E’ lecito affermare che, nella totalità dei casi, la loro è stata una scelta consapevole. Ed è sorprendente, al tempo stesso confortante, constatare una netta inversione di tendenza: molti dei loro genitori avevano abbandonato queste attività, sospinti dai nonni a fuggire da una esistenza dura, di sacrifici, attratti dai richiami della vita comoda della città. Oggi la prima speranza di questi giovani è quella che i loro figli possano invece restarci, non abbandonando più la montagna. Una riflessione al riguardo che nasce spontanea porta a constatare che esiste la tendenza, determinata, ad un distacco dalla pianura, a dissociarsi dai suoi stili di vita correlati ed imposti, bensì andare alla ricerca del “vero”. Sarebbe per lo meno interessante condurre un’indagine sociale di approfondimento su questi temi che metterebbe in evidenza importanti, ed un po’ celate, problematiche.

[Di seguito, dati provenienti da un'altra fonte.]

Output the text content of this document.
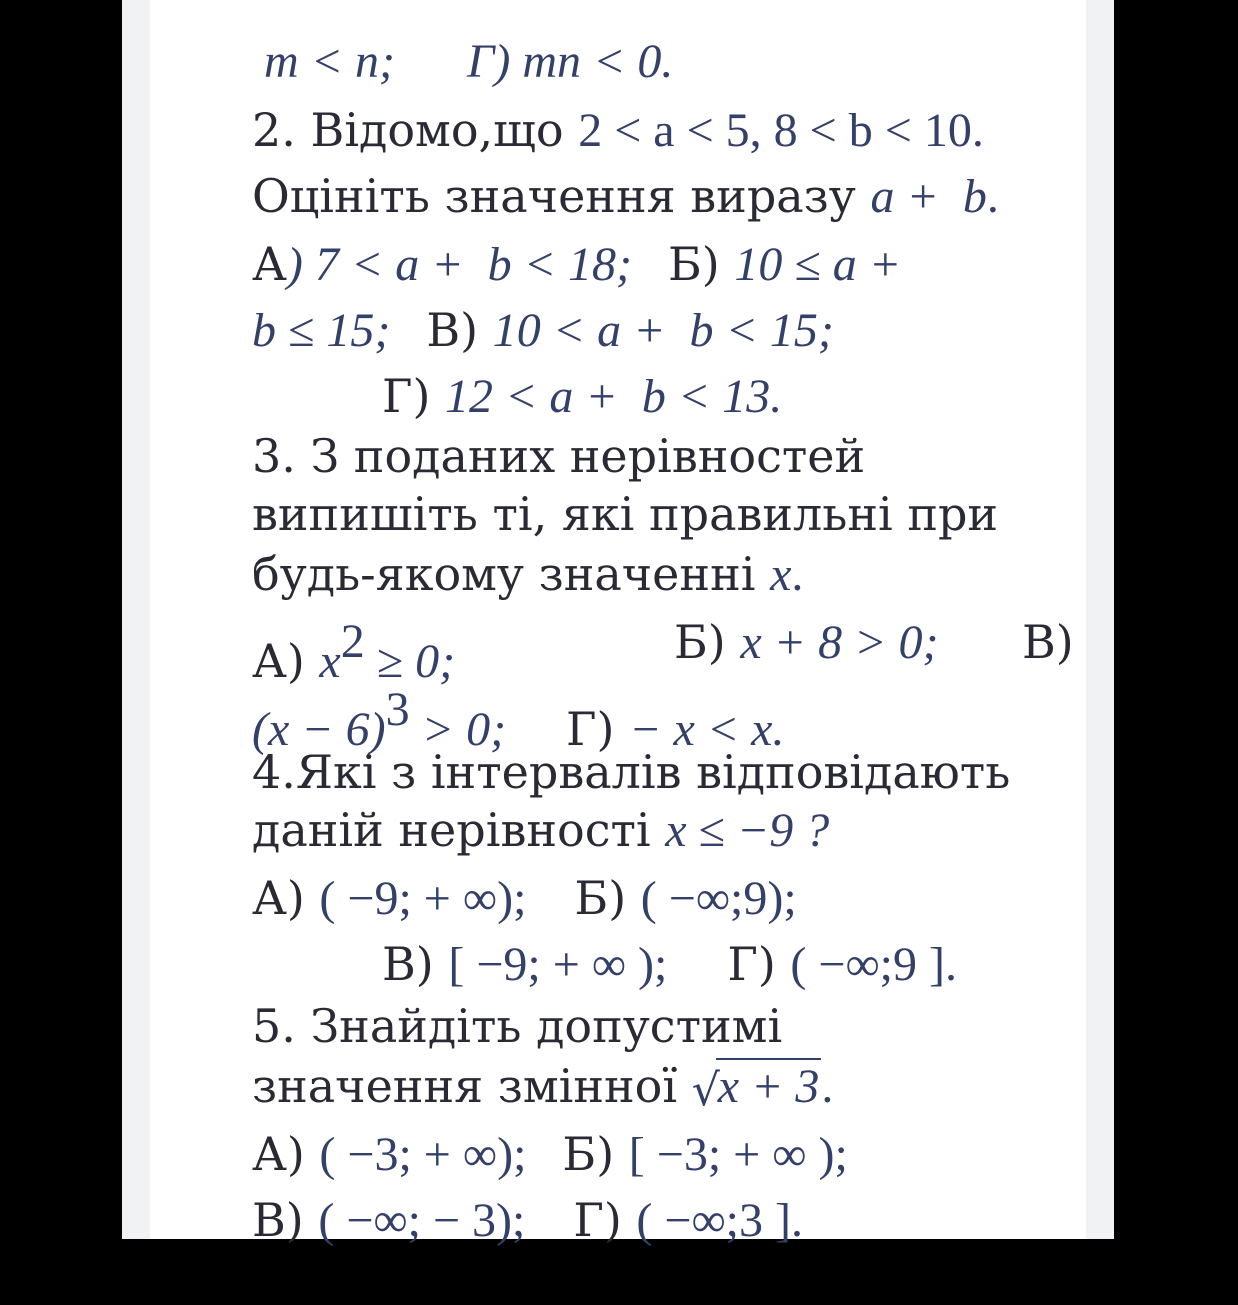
m < n; Г) mn < 0.

2. Відомо,що 2 < a < 5, 8 < b < 10.

Оцініть значення виразу a +  b.

А) 7 < a +  b < 18; Б) 10 ≤ a +

b ≤ 15; В) 10 < a +  b < 15;

Г) 12 < a +  b < 13.

3. З поданих нерівностей

випишіть ті, які правильні при

будь-якому значенні x.

А) $x^2 \ge 0$;
	Б) x + 8 > 0;
	В)

$(x - 6)^3 > 0$; Г) − x < x.

4.Які з інтервалів відповідають

даній нерівності x ≤ −9 ?

А) ( −9; + ∞); Б) ( −∞;9);

В) [ −9; + ∞ ); Г) ( −∞;9 ].

5. Знайдіть допустимі

значення змінної √
x + 3.

А) ( −3; + ∞); Б) [ −3; + ∞ );

В) ( −∞; − 3); Г) ( −∞;3 ].
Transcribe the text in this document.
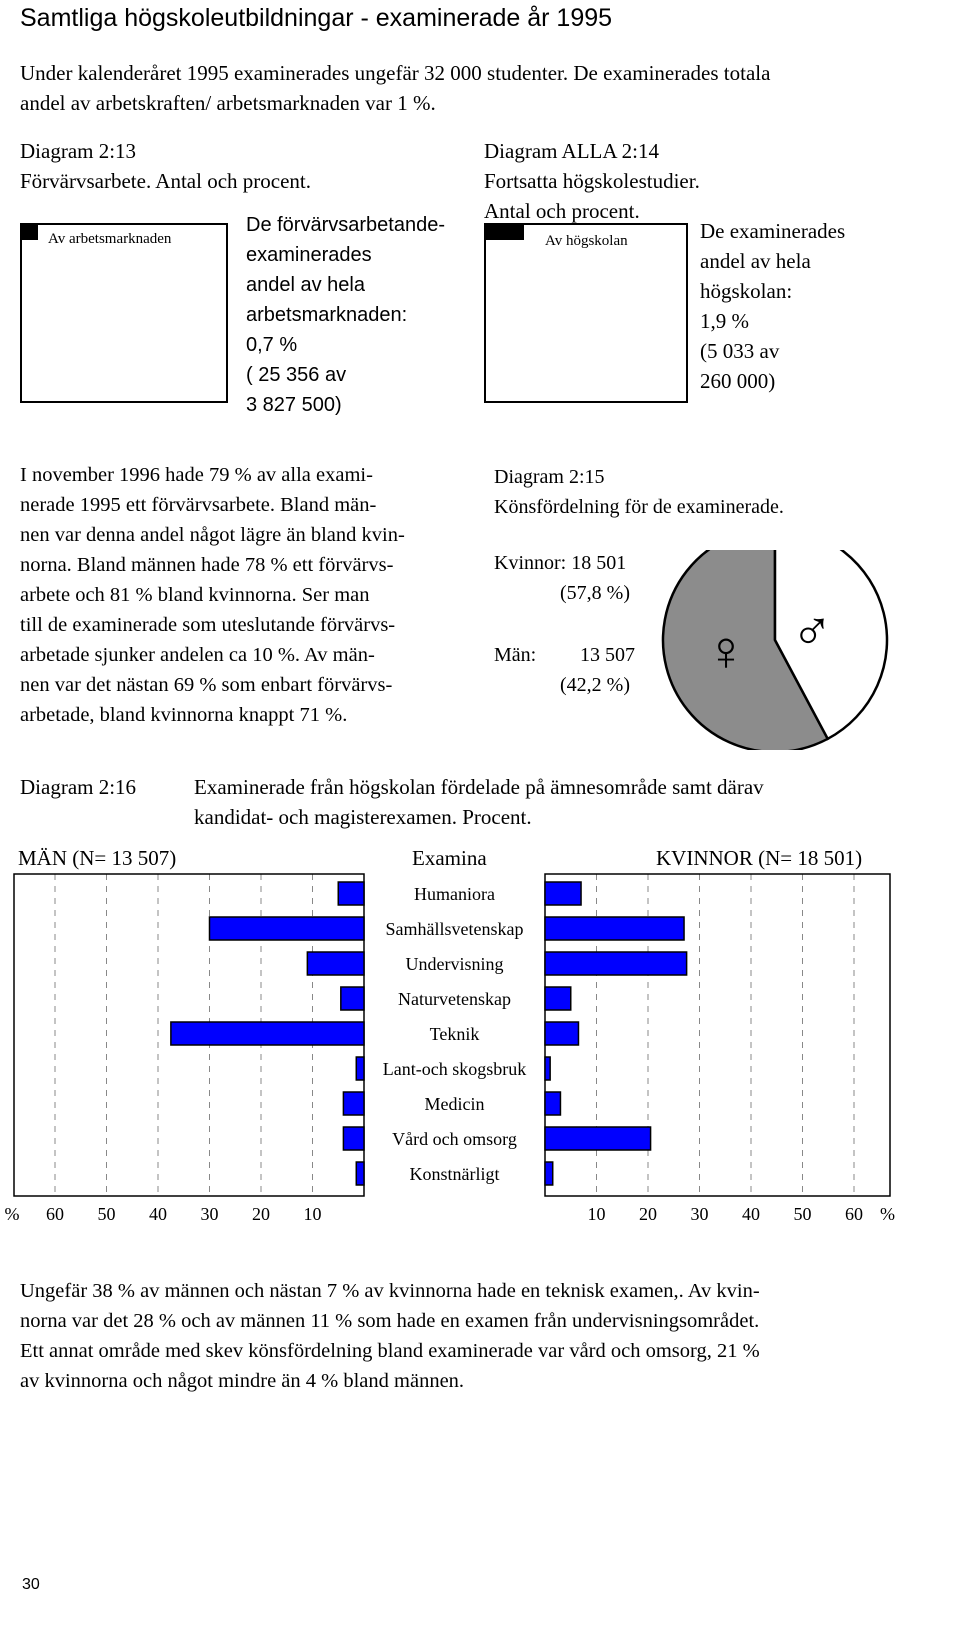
Samtliga högskoleutbildningar - examinerade år 1995
Under kalenderåret 1995 examinerades ungefär 32 000 studenter. De examinerades totala
andel av arbetskraften/ arbetsmarknaden var 1 %.
Diagram 2:13
Förvärvsarbete. Antal och procent.
Av arbetsmarknaden
De förvärvsarbetande-
examinerades
andel av hela
arbetsmarknaden:
0,7 %
( 25 356 av
3 827 500)
Diagram ALLA 2:14
Fortsatta högskolestudier.
Antal och procent.
Av högskolan	De examinerades
andel av hela
högskolan:
1,9 %
(5 033 av
260 000)
I november 1996 hade 79 % av alla exami-
nerade 1995 ett förvärvsarbete. Bland män-
nen var denna andel något lägre än bland kvin-
norna. Bland männen hade 78 % ett förvärvs-
arbete och 81 % bland kvinnorna. Ser man
till de examinerade som uteslutande förvärvs-
arbetade sjunker andelen ca 10 %. Av män-
nen var det nästan 69 % som enbart förvärvs-
arbetade, bland kvinnorna knappt 71 %.
Diagram 2:15
Könsfördelning för de examinerade.
Kvinnor: 18 501
(57,8 %)
Män: 13 507
(42,2 %)
♀ ♂
Diagram 2:16	Examinerade från högskolan fördelade på ämnesområde samt därav
kandidat- och magisterexamen. Procent.
MÄN (N= 13 507)	Examina	KVINNOR (N= 18 501)
Humaniora
Samhällsvetenskap
Undervisning
Naturvetenskap
Teknik
Lant-och skogsbruk
Medicin
Vård och omsorg
Konstnärligt
% 60 50 40 30 20 10	10 20 30 40 50 60 %
Ungefär 38 % av männen och nästan 7 % av kvinnorna hade en teknisk examen,. Av kvin-
norna var det 28 % och av männen 11 % som hade en examen från undervisningsområdet.
Ett annat område med skev könsfördelning bland examinerade var vård och omsorg, 21 %
av kvinnorna och något mindre än 4 % bland männen.
30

Appare evidente da tutto ciò come la zootecnia di montagna, con i suoi nuovi addetti, possa acquisire sempre più una nuova immagine, ricoprire nuovi ruoli, presentarsi agli occhi di chi viene dall’esterno, il turista consapevole per primo, con nuove caratteristiche definibili più sociali.
Fig. 5: Giovani pastori
Questi nuovi interpreti, i neo-pastori di oggi (che siano ragazzi, o giovani coppie già con figli) possiedono questa predisposizione: “partecipano volentieri ai momenti di festa (un compleanno con gli amici, le transumanze con i numerosi amici accorsi per l’occasione, le fiere quando si ritorna a valle in autunno. In sostanza la figura del pastore è cambiata anche se una recente indagine piemontese ha evidenziato che appare ancora fortemente legata a stereotipi che oscillano dall’immaginario romantico al pregiudizio negativo” (Battaglini et al., 2013). Sono tuttavia remoti i tempi dell’Urciat quando il pastore era visto come il custode di un mondo inaccessibile, dallo spirito rozzo e semiselvatico, poco incline alla socialità.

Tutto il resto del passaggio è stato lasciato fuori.